However, before we get into the second interview, the crew at DS Fanboy points out this interesting quote from the first Tretton interview, "If you look at the adoption rate of the DS over the first 17 months, not only does it trail the PSP but it also trails their other platforms ... They're potentially losing some of their core audience and they're not really expanding beyond that."
Nice try, but the Japanese sales figures clearly show the devastating DS smackdown on the PSP, which makes the graphic at right well deserved.
What's interesting to note about the second interview is how the message regarding the PS3 has changed. Tretton says, "We don't expect nor do we need everybody to embrace the [PS3] technology from day one. But I think what we're saying with PS3 is that this is the machine that is going to drive gaming for the next ten years and this is the machine that you need to own and that will be valid and up to snuff from a technology standpoint for the next decade."

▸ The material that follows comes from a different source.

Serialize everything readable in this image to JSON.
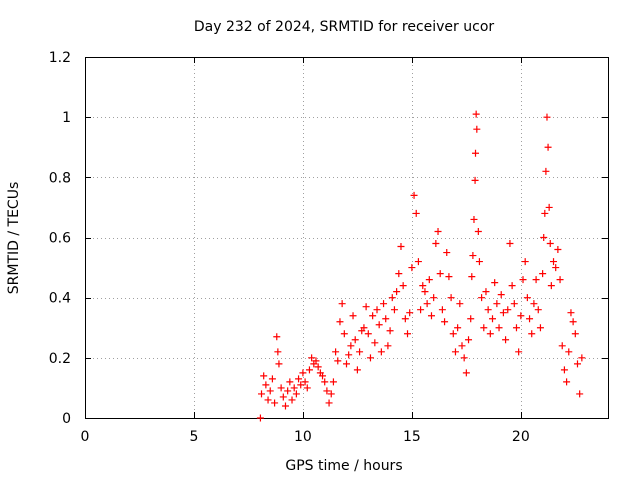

The marathon approach is probably the best posture for Sony to take regarding the PS3 launch, given that it will take at least a year for Sony to develop any semblance of a good foothold in the market -- and that's if consumers eat up every PS3 on the shelf. Of course, the Xbox 360 will have a two-year head start by that point and the Wii will attempt to saturate the market in the coming year with a more consumer-friendly price point. Will publishers buy into Sony's long term approach of investing in a console that will take a year to really get up and running when there are viable alternatives?
Tretton's own words might make you think otherwise: "I think the publishers, God bless 'em ... I think if you look at their best interests or what they'd like to see, they'd like us to give the machine [PS3] away because they're not interested in whether we're able to generate revenue or not; they just want to sell as much software as they can. And I think as a consumer we'd like to get it for free or 99 cents and that's just not realistic."
Neither is the belief that the PSP is defeating the DS, but Tretton obviously doesn't need to deal with reality. Would somebody please get Dave Karraker, SCEA's new PR guy, up and running to spin a viable and realistic message for the company suits to follow?